In many of the cases, the problem lies with P’s lack of understanding about the implications of his/her actions. If we could provide more by way of learning facilities in the area of sexual education and contraception, then it that some of those that come before the Court of Protection may gain capacity to make their own decisions.
But education takes time. On the facts of the above cases it was an immediate problem that needed an immediate solution. The implications of the court standing back and doing nothing are perhaps far, far worse. If the media portrayed these cases as having being made in the best interests of P, made as a last resort to protect P from exploitation, then maybe the court would be receiving less scrutiny.
We must remember that it is only the extremely vulnerable that are the subject of these decisions.

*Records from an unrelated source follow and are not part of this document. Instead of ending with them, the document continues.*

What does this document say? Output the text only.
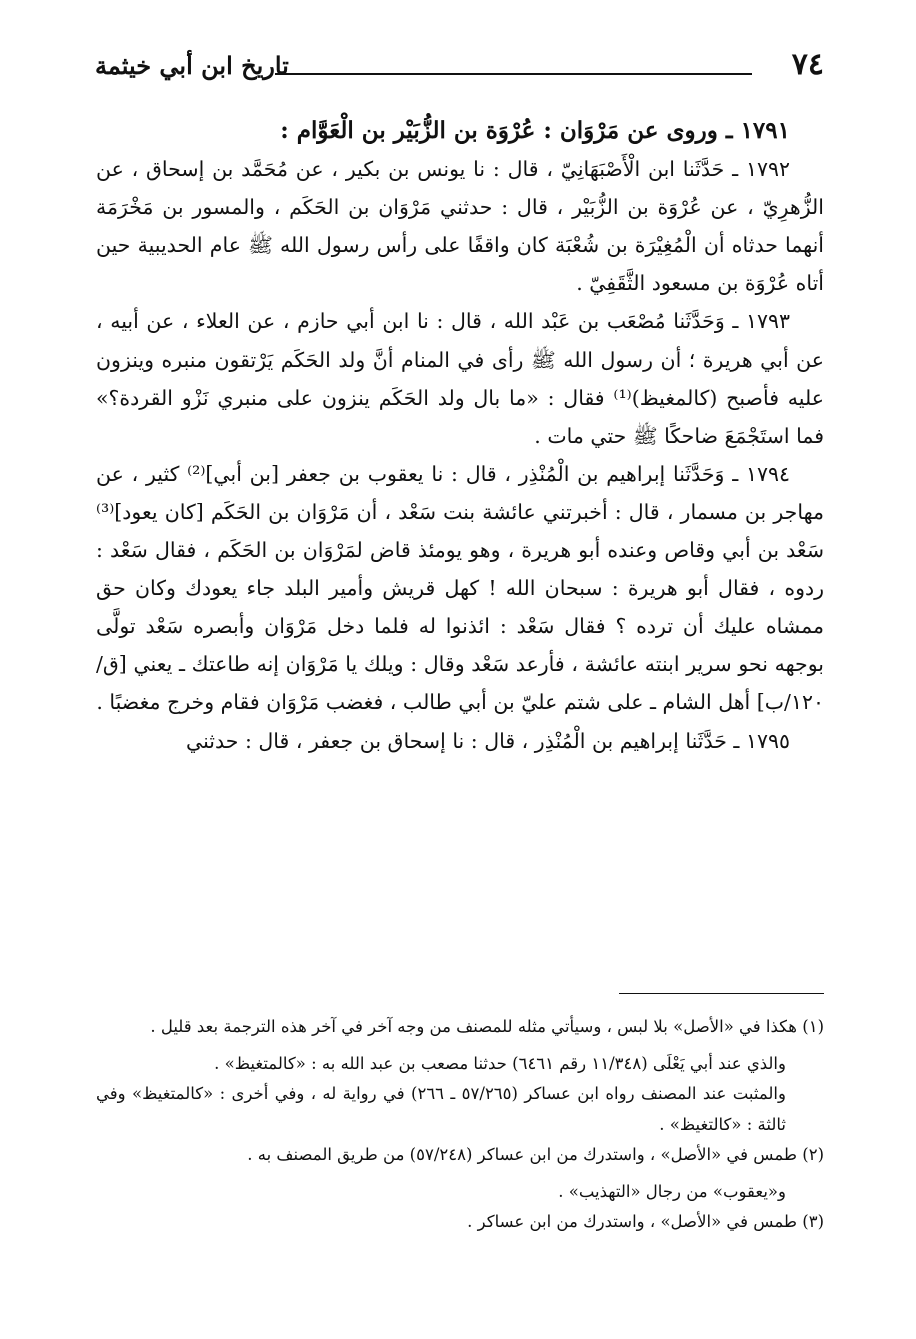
٧٤
تاريخ ابن أبي خيثمة

١٧٩١ ـ وروى عن مَرْوَان : عُرْوَة بن الزُّبَيْر بن الْعَوَّام :

١٧٩٢ ـ حَدَّثَنا ابن الْأَصْبَهَانِيّ ، قال : نا يونس بن بكير ، عن مُحَمَّد بن إسحاق ، عن الزُّهرِيّ ، عن عُرْوَة بن الزُّبَيْر ، قال : حدثني مَرْوَان بن الحَكَم ، والمسور بن مَخْرَمَة أنهما حدثاه أن الْمُغِيْرَة بن شُعْبَة كان واقفًا على رأس رسول الله ﷺ عام الحديبية حين أتاه عُرْوَة بن مسعود الثَّقَفِيّ .

١٧٩٣ ـ وَحَدَّثَنا مُصْعَب بن عَبْد الله ، قال : نا ابن أبي حازم ، عن العلاء ، عن أبيه ، عن أبي هريرة ؛ أن رسول الله ﷺ رأى في المنام أنَّ ولد الحَكَم يَرْتقون منبره وينزون عليه فأصبح (كالمغيظ)⁽¹⁾ فقال : «ما بال ولد الحَكَم ينزون على منبري نَزْو القردة؟» فما استَجْمَعَ ضاحكًا ﷺ حتي مات .

١٧٩٤ ـ وَحَدَّثَنا إبراهيم بن الْمُنْذِر ، قال : نا يعقوب بن جعفر [بن أبي]⁽²⁾ كثير ، عن مهاجر بن مسمار ، قال : أخبرتني عائشة بنت سَعْد ، أن مَرْوَان بن الحَكَم [كان يعود]⁽³⁾ سَعْد بن أبي وقاص وعنده أبو هريرة ، وهو يومئذ قاض لمَرْوَان بن الحَكَم ، فقال سَعْد : ردوه ، فقال أبو هريرة : سبحان الله ! كهل قريش وأمير البلد جاء يعودك وكان حق ممشاه عليك أن ترده ؟ فقال سَعْد : ائذنوا له فلما دخل مَرْوَان وأبصره سَعْد تولَّى بوجهه نحو سرير ابنته عائشة ، فأرعد سَعْد وقال : ويلك يا مَرْوَان إنه طاعتك ـ يعني [ق/١٢٠/ب] أهل الشام ـ على شتم عليّ بن أبي طالب ، فغضب مَرْوَان فقام وخرج مغضبًا .

١٧٩٥ ـ حَدَّثَنا إبراهيم بن الْمُنْذِر ، قال : نا إسحاق بن جعفر ، قال : حدثني

(١) هكذا في «الأصل» بلا لبس ، وسيأتي مثله للمصنف من وجه آخر في آخر هذه الترجمة بعد قليل .

والذي عند أبي يَعْلَى (١١/٣٤٨ رقم ٦٤٦١) حدثنا مصعب بن عبد الله به : «كالمتغيظ» .

والمثبت عند المصنف رواه ابن عساكر (٥٧/٢٦٥ ـ ٢٦٦) في رواية له ، وفي أخرى : «كالمتغيظ» وفي ثالثة : «كالتغيظ» .

(٢) طمس في «الأصل» ، واستدرك من ابن عساكر (٥٧/٢٤٨) من طريق المصنف به .

و«يعقوب» من رجال «التهذيب» .

(٣) طمس في «الأصل» ، واستدرك من ابن عساكر .
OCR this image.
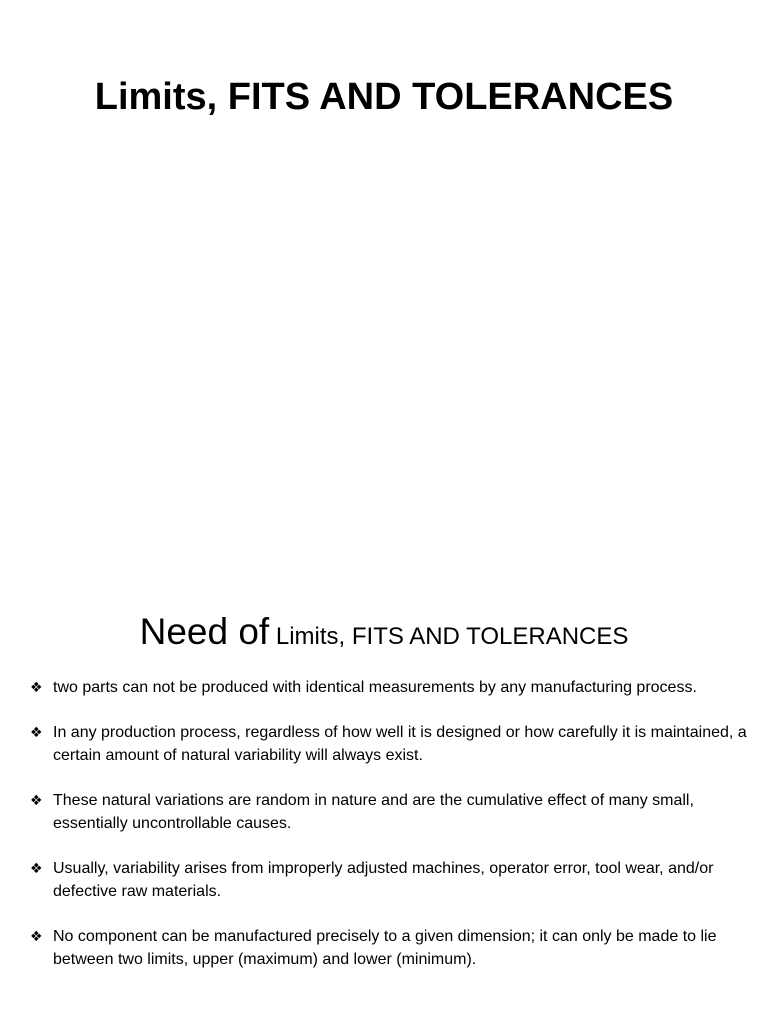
Limits, FITS AND TOLERANCES
Need of Limits, FITS AND TOLERANCES
❖ two parts can not be produced with identical measurements by any manufacturing process.
❖ In any production process, regardless of how well it is designed or how carefully it is maintained, a certain amount of natural variability will always exist.
❖ These natural variations are random in nature and are the cumulative effect of many small, essentially uncontrollable causes.
❖ Usually, variability arises from improperly adjusted machines, operator error, tool wear, and/or defective raw materials.
❖ No component can be manufactured precisely to a given dimension; it can only be made to lie between two limits, upper (maximum) and lower (minimum).
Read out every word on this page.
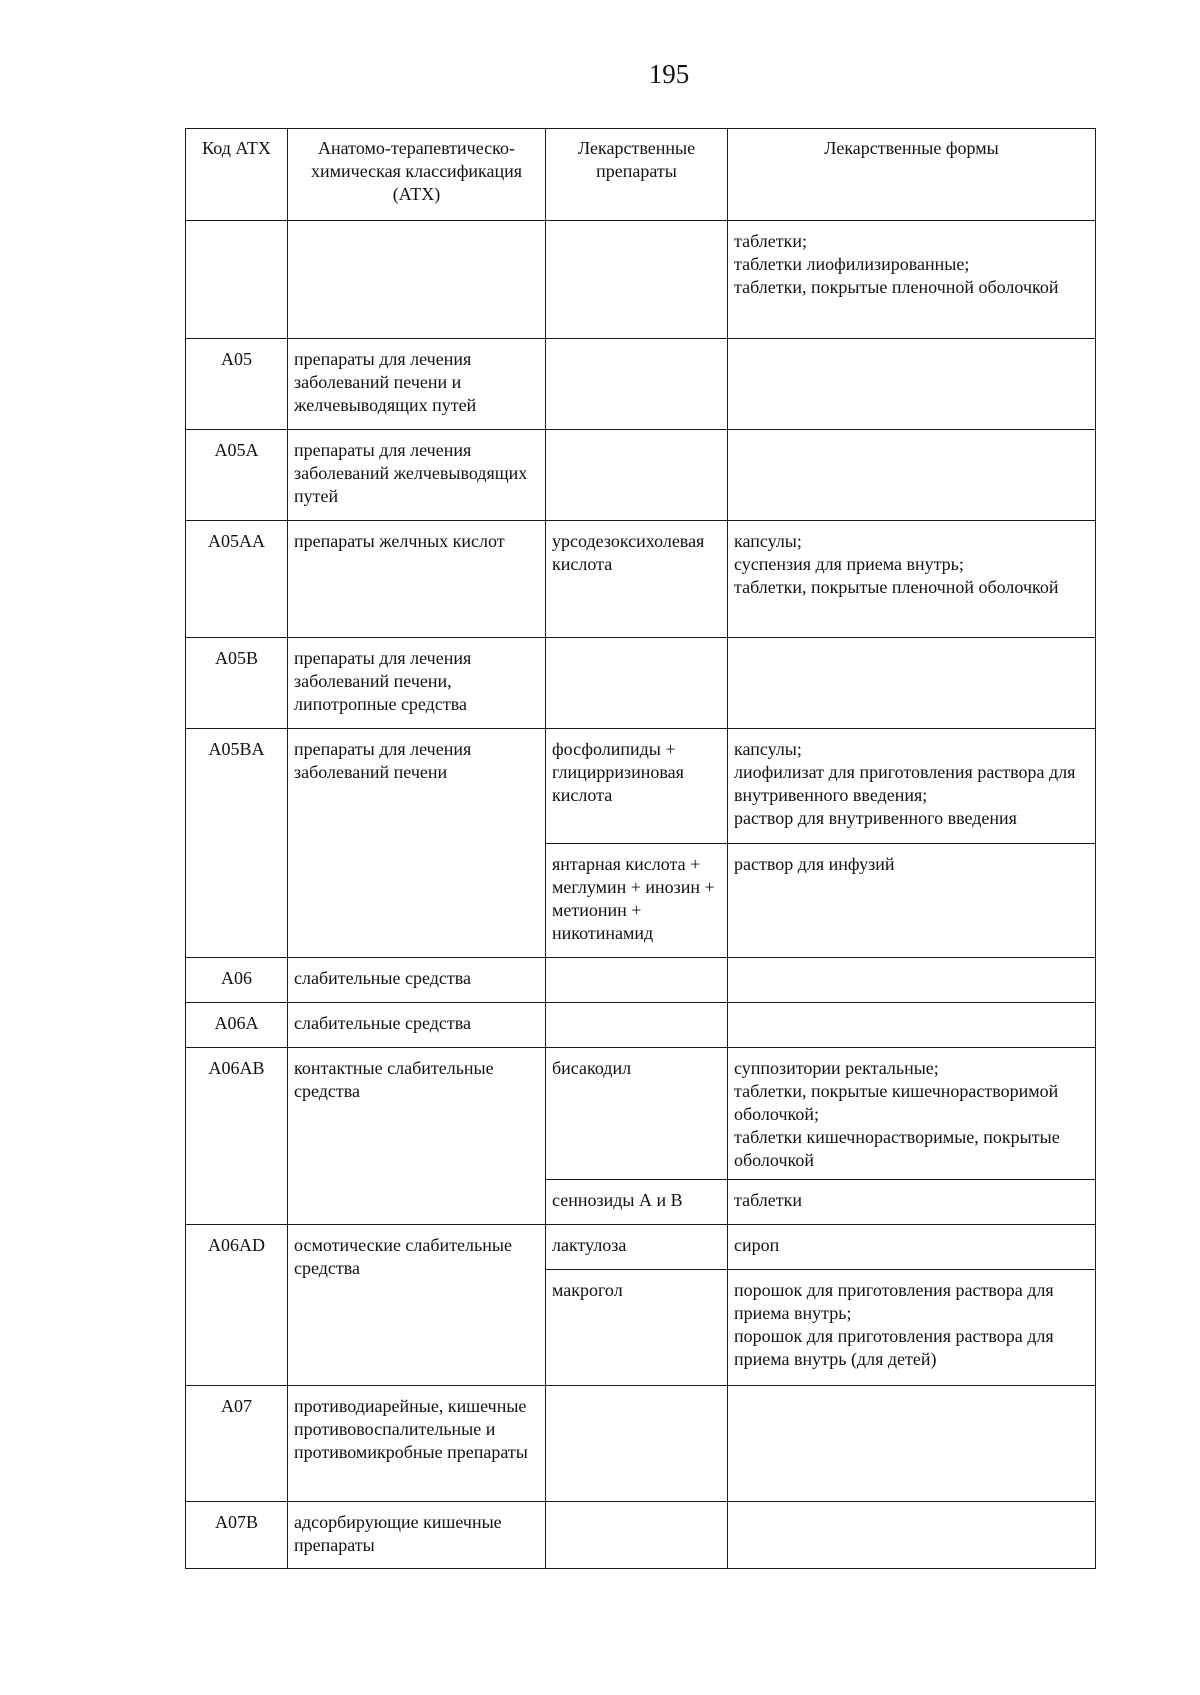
195
Код АТХ	Анатомо-терапевтическо-химическая классификация (АТХ)	Лекарственные препараты	Лекарственные формы

			таблетки;
таблетки лиофилизированные;
таблетки, покрытые пленочной оболочкой

A05	препараты для лечения заболеваний печени и желчевыводящих путей		
A05A	препараты для лечения заболеваний желчевыводящих путей		
A05AA	препараты желчных кислот	урсодезоксихолевая кислота	капсулы;
суспензия для приема внутрь;
таблетки, покрытые пленочной оболочкой

A05B	препараты для лечения заболеваний печени, липотропные средства		
A05BA	препараты для лечения заболеваний печени	фосфолипиды + глицирризиновая кислота	капсулы;
лиофилизат для приготовления раствора для внутривенного введения;
раствор для внутривенного введения

		янтарная кислота + меглумин + инозин + метионин + никотинамид	раствор для инфузий

A06	слабительные средства		
A06A	слабительные средства		
A06AB	контактные слабительные средства	бисакодил	суппозитории ректальные;
таблетки, покрытые кишечнорастворимой оболочкой;
таблетки кишечнорастворимые, покрытые оболочкой

		сеннозиды А и В	таблетки

A06AD	осмотические слабительные средства	лактулоза	сироп

		макрогол	порошок для приготовления раствора для приема внутрь;
порошок для приготовления раствора для приема внутрь (для детей)

A07	противодиарейные, кишечные противовоспалительные и противомикробные препараты		
A07B	адсорбирующие кишечные препараты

The court is dealing with highly controversial issues in the only way it can. All of its judgments are firmly based in the best interests of the person to whom they relate and they are being looked at on a case-by-case basis. More generally, Charles J has stated (in A local authority v PB [2011] EWHC 502 (COP)) that to avoid the court having to make what he describes as “voyages of discovery”, when welfare matters are brought before the court, the parties involved should serve a document on all other parties.
This should set out the facts that the court will be asked to consider, the disputed facts, the issues that don’t need to be determined and the findings the court are being asked to make, together with details of investigations that have already been made, the remedies that are being sought and all the relevant law. This may then free the court to focus on the most important issue, being how best to protect the individual.
Let it not be forgotten that the jurisdiction of the court to deal with welfare matters is still relatively new, it deals with highly emotive issues and so consideration and debate are always going to follow.